Denise Mendez : Ancienne correspondante du Monde en Amérique du sud, journaliste en Afrique du nord, et collaboratrice au Monde diplomatique. A organisé à l'Unesco un Congrès des cultures noires des Amériques. A participé au cycle Le Travail de mémoire, La Villette-Autrement, 1999.
Véronique Nahoum-Grappe : Chercheur au Centre d'études transdisciplinaires – Sociologie, Anthropologie, Histoire (EHESS). Auteur de : La Culture de l'ivresse (1991), L'Ennui ordinaire (1995). A dirigé le recueil Vukovar, Sarajevo... "La guerre en ex-Yougoslavie", Esprit, 1993, préfacé R. Gutman, Bosnie : témoin du génocide (1994). Parmi les articles : "Ex-Yougoslavie. Poétique et politique: le nationalisme extrême comme système d'images", in L'Europe de l'Est après la chute du communisme, Tumultes, n°4, 1994.
Yves Ternon : Auteur de plusieurs livres sur le génocide arménien et sur le rôle de la médecine dans la politique d'extermination nazie, ainsi que de L'Etat criminel. Les Génocides au XXe siècle, Seuil, 1995.
Paul Zawadski : Maître de Conférences en Sciences politiques à Paris I. A travaillé sur le nationalisme et l'antisémitisme à l'Est. Auteur d'une thèse à paraître aux Presses de Sciences Politiques : L'invention d'une communauté imaginaire. Construction nationale et antisémitisme en Pologne.

Argument

Il s'agit d'examiner l'histoire et l'actualité de ce concept, de plus en plus massivement utilisé dans des registres dont la diversité même pose problème : sa traversée des champs scientifique, juridique, et criminel, dans le domaine des événements de nature génocidaire, et de la perception que nous en avons, provoque des confusions dangereuses.

La notion d'ethnie comporte une part d'aléatoire et d'ambiguïté due à son origine, au flottement méthodologique qui la constitue ou la fait évoluer, et à la diversité historique, culturelle, épistémologique, de ses champs d'application. Elle relaie pour une part la notion de "race", qui prétendait aussi à un statut scientifique il y a un siècle, et informe les discours les plus troubles, voire criminels – comme en ex-Yougoslavie celui de "l'épurateur" – et dès lors elle est appelée à s'installer, en réplique, dans le vocabulaire du droit international – avec la Convention de 1948 sur le génocide, mais sans que l'ethnocide, lui, n'ait d'existence juridique. Fondatrice de certaines sciences humaines – ethnographie, ethnologie, ethnopsychiatrie – elle envahit aussi des discours identitaires qui, se donnant pour scientifiques, confinent à l'idéologie voisine du discours criminel, ou sont ceux-là même qui appellent à l'extermination, comme on l'a vu pour le génocide rwandais : l'ethnie est alors une fiction décisive dont l'efficace politique est la destruction génocidaire même.
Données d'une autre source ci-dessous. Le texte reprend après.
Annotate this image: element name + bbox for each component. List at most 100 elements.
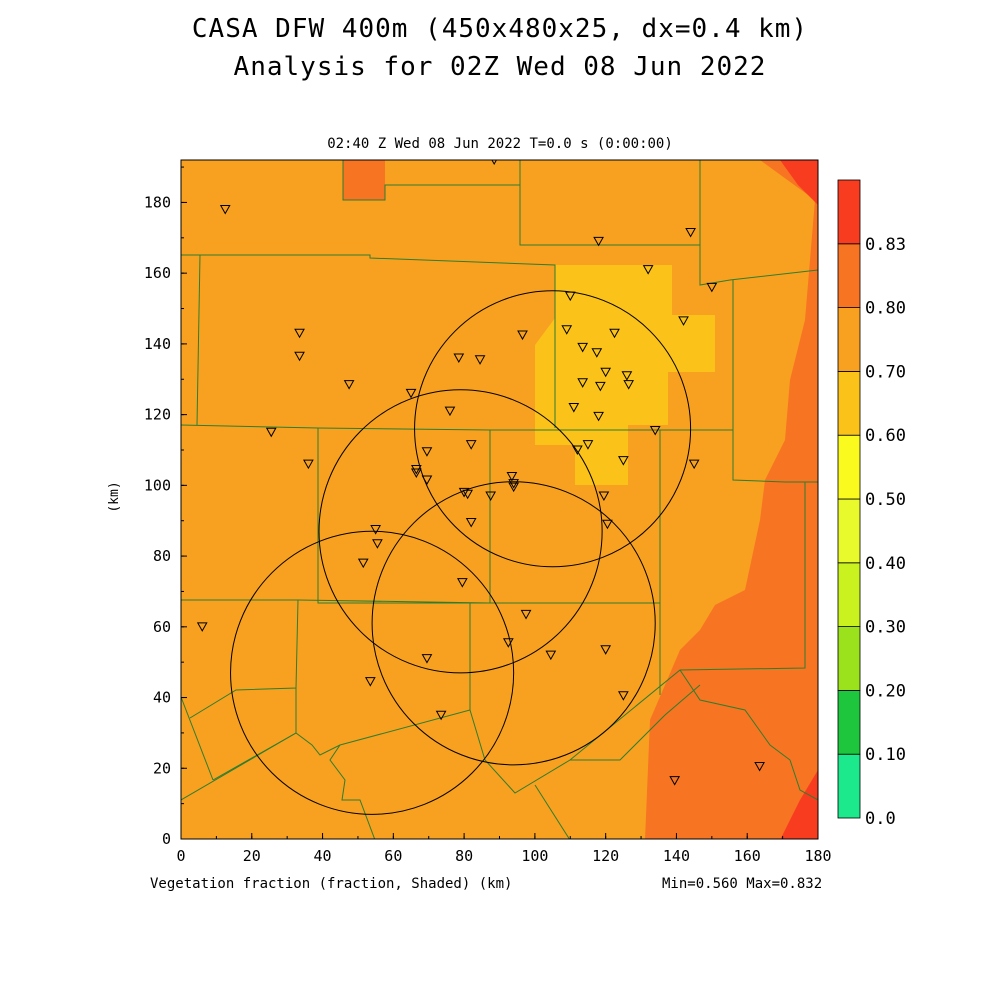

Pourtant, la fonctionnalité du concept d'ethnie ne peut se réduire à cette nocivité, et sa critique ne gagnerait rien à tomber dans un antiracisme "politiquement correct". L'espèce humaine est faite des différences et processus de différenciation entre les hommes et les groupes mouvants qu'ils constituent. Il s'agit donc de préciser les limites et les modes de signification de cette notion d'ethnie : désigner les effets pervers de son usage sauvage ou idéologique, mesurer l'historicité et les effets politiques de son statut normatif, à la fois "scientifique" et juridique, saisir les conséquences de sa rentrée dans le vocabulaire du droit, et comprendre son rôle croissant dans les discours politiques et la pensée politique à la fois.